New onshore wind installations in Germany reached 4.75GW in 2014, amounting to a net increase of 4.39GW when the 364MW of dismantled capacity in repowering projects is taken into account. This raised the onshore wind fleet to more than 38GW, according to Deutsche WindGuard data jointly commissioned by BWE and engineering federation VDMA's power systems division.
Onshore wind growth in the previous five years had been roughly 2-3GW a year.

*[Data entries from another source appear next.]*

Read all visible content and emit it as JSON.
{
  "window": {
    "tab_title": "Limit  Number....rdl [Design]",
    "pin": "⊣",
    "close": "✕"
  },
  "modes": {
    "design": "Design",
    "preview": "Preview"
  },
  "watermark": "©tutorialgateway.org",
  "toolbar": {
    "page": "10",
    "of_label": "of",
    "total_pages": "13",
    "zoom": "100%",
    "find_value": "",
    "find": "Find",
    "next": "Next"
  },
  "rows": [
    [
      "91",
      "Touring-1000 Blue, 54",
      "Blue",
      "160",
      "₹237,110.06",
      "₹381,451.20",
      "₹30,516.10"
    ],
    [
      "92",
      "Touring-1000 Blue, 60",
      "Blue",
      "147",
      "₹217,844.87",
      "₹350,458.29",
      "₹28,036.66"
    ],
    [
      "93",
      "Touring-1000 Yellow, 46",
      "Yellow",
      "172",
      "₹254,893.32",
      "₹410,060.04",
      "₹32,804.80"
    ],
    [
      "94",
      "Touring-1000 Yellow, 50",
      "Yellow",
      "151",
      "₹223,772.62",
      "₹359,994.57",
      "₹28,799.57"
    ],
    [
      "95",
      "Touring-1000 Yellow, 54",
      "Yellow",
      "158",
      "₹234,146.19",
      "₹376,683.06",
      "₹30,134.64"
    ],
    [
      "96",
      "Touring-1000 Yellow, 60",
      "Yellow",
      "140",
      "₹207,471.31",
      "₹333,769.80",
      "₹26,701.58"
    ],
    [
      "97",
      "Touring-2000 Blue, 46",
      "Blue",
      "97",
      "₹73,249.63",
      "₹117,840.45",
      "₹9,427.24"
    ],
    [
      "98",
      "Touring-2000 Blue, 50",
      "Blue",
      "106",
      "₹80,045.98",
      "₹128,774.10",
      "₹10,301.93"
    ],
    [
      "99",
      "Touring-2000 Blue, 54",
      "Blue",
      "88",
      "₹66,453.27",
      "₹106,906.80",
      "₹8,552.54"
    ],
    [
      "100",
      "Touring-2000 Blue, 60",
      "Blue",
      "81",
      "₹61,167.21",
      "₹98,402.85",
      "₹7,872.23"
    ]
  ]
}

Although BWE has praised the substantial planning and development work involved, it has expressed reservations. "Continuous and less abrupt expansion of wind energy is essential for the success of manufacturing and of the energy transition, where power, mobility and heating have to be considered together." The growth in 2014 exceeded forecasts because wind developers were racing to beat the new, less attractive support rules introduced by last August's Renewable Energy Act, according to BWE.
Offshore ups its game
In the offshore sector, up to 2GW of capacity may be connected to the grid this year alone, raising overall capacity at the end of 2015 to about 3GW. The 108MW Riffgat and 288MW Meerwind Sud/Ost projects began full operation in 2014, while commissioning started at the 288MW DanTysk, 400MW Global Tech One and 295MW Nordsee Ost projects.
Construction of the 200MW Borkum West 2 phase 1 was completed in 2014 but its grid link was delayed. Construction was already underway in 2014 of the 288MW Butendiek, 312MW Borkum Riffgrund 1 and 288MW Amrumbank West projects in the North Sea, and the 288MW Baltic 2 in the Baltic Sea.
Wind energy makes a major contribution to Germany meeting the renewables targets set out in last year's Renewable Energy Act of a 40-45% share in electricity supply by 2025, and 55-60% by 2035, compared with 25.8% in 2014. Onshore wind accounted for around 32% of total renewables generation in 2014 of 157TWh. Offshore wind was still a minor player, accounting for 0.8% in 2014.
Ironically, both onshore and offshore wind expansion has been capped under the new law. Onshore wind is restricted to a growth corridor of just 2.4-2.6GW a year. If the corridor is exceeded, which looks likely in 2015 and 2016, wind energy support is reduced.
Offshore wind is capped at 6.5GW by 2020 and 15GW by 2030. The government's plan to set the support rate for onshore wind energy through an auction system from 2017 will allow annual wind energy growth to be even more closely controlled by fixing the amount of capacity put up for auction in each tender. Offshore projects with a guaranteed grid allocation before the end of 2016, and commissioned before the end of 2020, are excluded from the planned auctioning.